Before markets opened on Jan. 26, 3M reported Q4 EPS of $1.66, slightly better than analysts' consensus of $1.63. Revenue was down, but not as much as analysts had forecast, and cash flow, although down 3.1%, remained strong. 3M reiterated its earlier guidance of 2016 earnings of $8.10 to $8.45 per share, and organic sales growth, excluding currency effects, of 1% to 3%.

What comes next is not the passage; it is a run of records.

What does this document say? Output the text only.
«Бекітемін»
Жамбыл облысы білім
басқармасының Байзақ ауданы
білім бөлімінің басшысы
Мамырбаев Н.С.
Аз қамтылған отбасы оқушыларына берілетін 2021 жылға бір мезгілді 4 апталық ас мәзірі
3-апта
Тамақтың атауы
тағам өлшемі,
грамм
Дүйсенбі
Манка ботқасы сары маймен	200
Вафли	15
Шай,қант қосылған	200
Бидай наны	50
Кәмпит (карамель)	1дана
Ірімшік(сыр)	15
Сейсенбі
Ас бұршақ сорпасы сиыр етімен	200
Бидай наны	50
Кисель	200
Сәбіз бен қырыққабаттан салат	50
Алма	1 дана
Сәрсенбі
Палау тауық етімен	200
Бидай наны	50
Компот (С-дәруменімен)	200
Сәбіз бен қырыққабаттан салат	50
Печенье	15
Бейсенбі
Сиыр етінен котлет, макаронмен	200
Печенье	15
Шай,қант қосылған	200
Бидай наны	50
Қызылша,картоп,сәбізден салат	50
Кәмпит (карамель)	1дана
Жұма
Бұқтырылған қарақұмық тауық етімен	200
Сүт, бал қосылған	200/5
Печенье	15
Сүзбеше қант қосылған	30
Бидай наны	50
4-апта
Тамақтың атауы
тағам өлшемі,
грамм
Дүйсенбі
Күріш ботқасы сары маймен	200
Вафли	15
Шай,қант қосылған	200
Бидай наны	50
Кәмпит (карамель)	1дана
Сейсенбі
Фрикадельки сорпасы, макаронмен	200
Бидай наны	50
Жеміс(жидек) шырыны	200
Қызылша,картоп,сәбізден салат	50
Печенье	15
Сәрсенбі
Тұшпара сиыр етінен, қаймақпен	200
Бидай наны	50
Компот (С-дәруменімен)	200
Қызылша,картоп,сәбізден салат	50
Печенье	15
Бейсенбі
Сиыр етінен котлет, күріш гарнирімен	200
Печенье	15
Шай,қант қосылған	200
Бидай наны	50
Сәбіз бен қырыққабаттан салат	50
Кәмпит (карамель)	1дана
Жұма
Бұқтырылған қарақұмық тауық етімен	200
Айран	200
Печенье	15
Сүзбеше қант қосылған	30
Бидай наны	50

On the face of it, this is not a cause for such celebrations. Currency effects are likely to offset most, if not all, of that organic revenue growth. What 3M is telling investors is that, in its fifth year of little or even declining revenue growth, it will still manage to increase EPS in 2016. Much of this will come from share repurchases -- $5.2 billion worth in 2015 -- but some will come, once again, from margin improvements. Some of these were disguised by restructuring charges; without those, Q4 EPS would have come in at $1.80. That's pretty remarkable.

What's the takeaway?
The basic outlook for 3M's businesses isn't strong. While it suffered from earlier inventory-building by its customers, and the resulting decline in orders during 2015 as customers drew down those inventories, a strong rebound isn't likely. Demand from a few industrial sectors, such as the automotive industry, remains healthy, but by and large, it isn't.

Performance has been bolstered by its healthcare and consumer businesses, considerably less cyclical businesses that have been known to help 3M through difficult times in the past. But they can't offset weakness throughout the rest of the company, and they can't make up for what will continue to be strong currency headwinds for most of 3M's business.